If the labels are in fact successful at bankrupting and shutting down TubeFire, I must warn them that the effect will be utterly nil. Any user who wants to download a video from YouTube will do so. There will be no reduction in this practice. The site is easily cloned, as the great number of similar sites shows (I can’t even remember which one is the original, if there is one). And like most of their legal actions, this one will bring down a rain of bad PR; if anything, piracy will increase. Here’s where I would put the hydra metaphor if this article weren’t already over a thousand words long.

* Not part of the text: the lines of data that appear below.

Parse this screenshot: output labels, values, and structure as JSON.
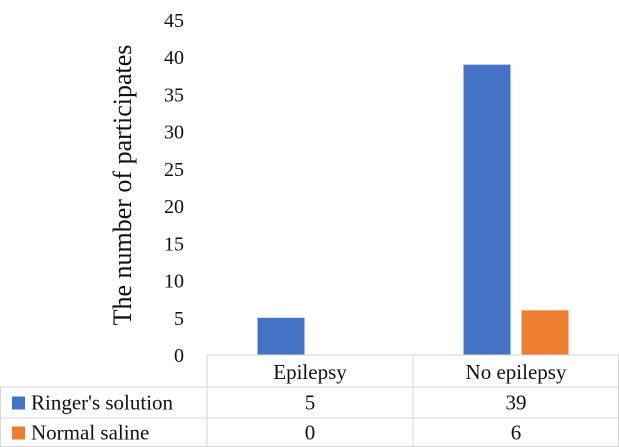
{
  "chart_data": {
    "type": "bar",
    "categories": [
      "Epilepsy",
      "No epilepsy"
    ],
    "series": [
      {
        "name": "Ringer's solution",
        "values": [
          5,
          39
        ],
        "color": "#4472C4"
      },
      {
        "name": "Normal saline",
        "values": [
          0,
          6
        ],
        "color": "#ED7D31"
      }
    ],
    "ylabel": "The number of participates",
    "ylim": [
      0,
      45
    ],
    "yticks": [
      0,
      5,
      10,
      15,
      20,
      25,
      30,
      35,
      40,
      45
    ],
    "legend": "data-table",
    "grid": false
  }
}
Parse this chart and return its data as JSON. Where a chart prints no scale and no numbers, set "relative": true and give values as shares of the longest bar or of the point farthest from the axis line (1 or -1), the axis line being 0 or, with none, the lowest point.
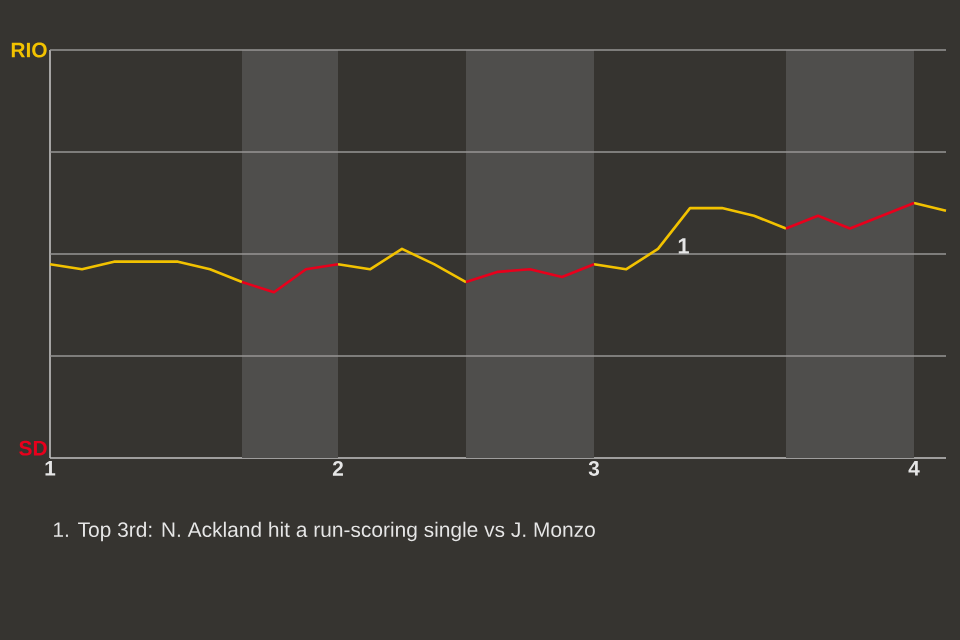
{
  "chart_data": {
    "type": "line",
    "categories": [
      "1",
      null,
      null,
      null,
      null,
      null,
      null,
      null,
      null,
      "2",
      null,
      null,
      null,
      null,
      null,
      null,
      null,
      "3",
      null,
      null,
      null,
      null,
      null,
      null,
      null,
      null,
      null,
      "4",
      null
    ],
    "relative": true,
    "series": [
      {
        "color": "#f2c200",
        "values": [
          0.76,
          0.74,
          0.77,
          0.77,
          0.77,
          0.74,
          0.69,
          null,
          null,
          0.76,
          0.74,
          0.82,
          0.76,
          0.69,
          null,
          null,
          null,
          0.76,
          0.74,
          0.82,
          0.98,
          0.98,
          0.95,
          0.9,
          null,
          null,
          null,
          1,
          0.97
        ]
      },
      {
        "color": "#e8001c",
        "values": [
          null,
          null,
          null,
          null,
          null,
          null,
          0.69,
          0.65,
          0.74,
          0.76,
          null,
          null,
          null,
          0.69,
          0.73,
          0.74,
          0.71,
          0.76,
          null,
          null,
          null,
          null,
          null,
          0.9,
          0.95,
          0.9,
          0.95,
          1,
          null
        ]
      }
    ],
    "ref_lines": [
      {
        "axis": "y",
        "value": 0.4,
        "color": "#979694"
      },
      {
        "axis": "y",
        "value": 0.8,
        "color": "#979694"
      },
      {
        "axis": "y",
        "value": 1.2,
        "color": "#979694"
      }
    ],
    "legend": false,
    "marker": "none",
    "line_style": "solid",
    "annotations": [
      "RIO",
      "SD",
      "1",
      "1. Top 3rd: N. Ackland hit a run-scoring single vs J. Monzo"
    ]
  }
}
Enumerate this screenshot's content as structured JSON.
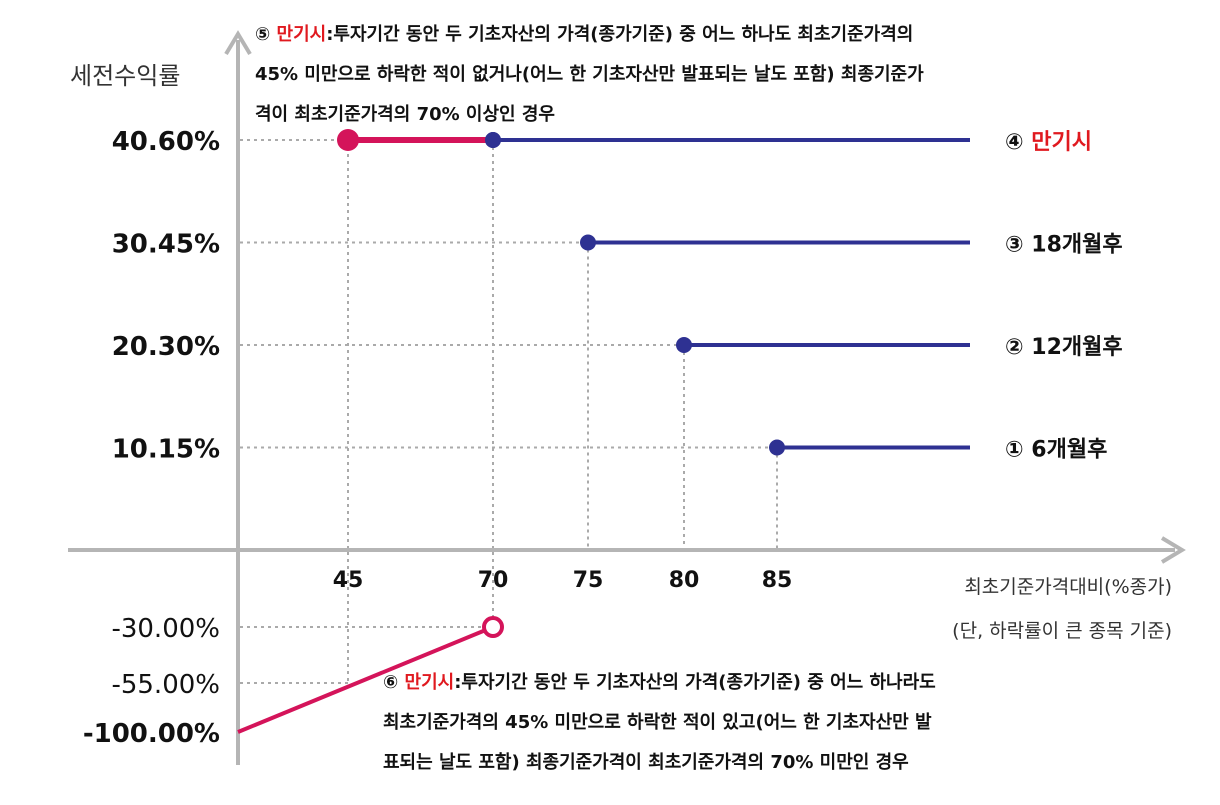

Why, I wonder, did they not think harder about this and try something more effective and interesting? Maybe for music videos, the YouTube version is only half the song, and then there’s a link to the artist’s site, where there’s a more secure player and various buy and share links. Or release 10-second snippets on YouTube leading up the actual release elsewhere. Or just accept that when you let the cat out of the bag, you’re unlikely to get it back in. Piracy is when people steal things. Piracy is not people taking the content you gave them and watching it somewhere else. And TubeFire is nothing but a simple shortcut for actions users would be able to carry out anyway. Unfortunately, this distinction requires a judge capable of comprehending tech issues like this, and those judges are in short supply these days.

I know the music and movie associations are famously impervious to reason, but this is beyond stupid.